Immune system won't help against air pollution from traffic and factories and forest fires.
That sounds plausible, but do you think it's better to be more sick than less?

Or do you just think that having a few sick days per year is better than marching into work no matter what state you're in? A very different proposition.

I suspect it's probably better to shift the sick days earlier in life. We probably can't significantly reduce the total. There are hundreds of endemic upper respiratory viruses and we all eventually get infected with most of them. It's just a matter of time. Our immune systems generally degrade as we age, so over the long run it's probably better to get infected when we're younger so that we can build immunity that protects us when we're older.
> We probably can't significantly reduce the total

That's ridiculous. During the crisis times of covid, the incidences of other communicable disease dropped significantly. Plus, to be frank, this is just an idiotic suggestion with zero reasons to think there's some set number of days people are sick. Before having kids in daycare I was rarely sick. I had a child not in daycare and was never sick. Now we're sick all the time, which wouldn't happen if my wife could stay home with them or we didn't have kids.

"Other" meaning "flu", which only dropped because they stopped tracking it to give resources to SARS-CoV-2. There was a note on the CDC website that very few people actually noticed, and almost all claims of reduced transmission used the CDC's FluView as their evidence.
That's ridiculous. The interventions put in place during the crisis times of COVID were obviously unsustainable. When restrictions were lifted, the incidence of all other types of respiratory viruses spiked up.

I've had kids in daycare as well. Occasionally you get the sniffles. So what.

The story describes something that cut the average number of sick days by around 30%. Is 30% significant, in your opinion?
> We probably can't significantly reduce the total

Considering it used to be commonplace to have 10 children and then maybe 2/3 make it to adulthood, I would say we absolutely can and have reduced the total number of sick days. We've also reduced the severity of sickness.

> We probably can't significantly reduce the total

We can and we have. Through things such as the measles vaccine.

People forget that child mortality used to be a thing.

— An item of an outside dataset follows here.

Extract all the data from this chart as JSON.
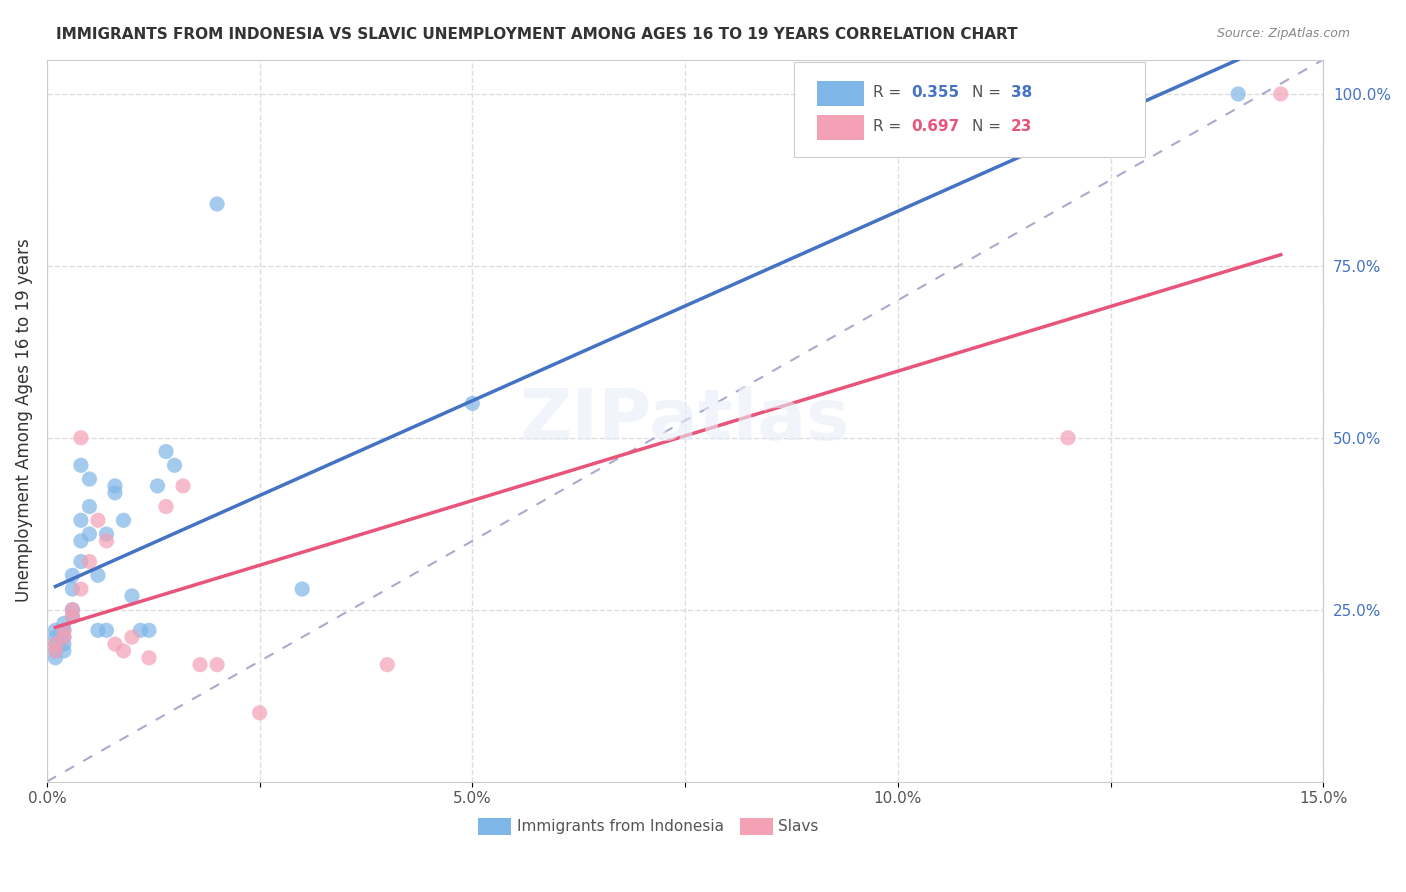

Sure, childhood immunization is great but we're not discussing measles here. Measles is a single, relatively stable virus that's easy to vaccinate against. But children in daycare facilities mostly get infected with upper respiratory viruses. There are literally hundreds of such endemic viruses, especially rhinoviruses but also coronaviruses and others. We aren't likely to have effective vaccines against those any time soon. If children aren't exposed to them in daycare then they'll be exposed somewhere else. Those viruses aren't going away and will continue circulating through the population no matter what we do.
Don't worry, there will still be plenty of sickness. The article says 1/3 reduction. If you have kids, you'll know that the resulting number of sick days is still huge.
They're still getting sick.
While I personally agree with this sentiment, the last few years have made it amply clear that the population prefers padded rooms to icky playground sandlots.
Nuance: They're still getting exposed and thus gaining immunity with the environmental filtering, just not so much viral load as to be out of school [as often].

It's a win-win from that perspective and dismissing that serves no one in the end.

This tiny but significant factor is also why masks, even surgical masks, are so helpful. They don't need to prevent 100% transmission, just reduce the viral load received or passed on.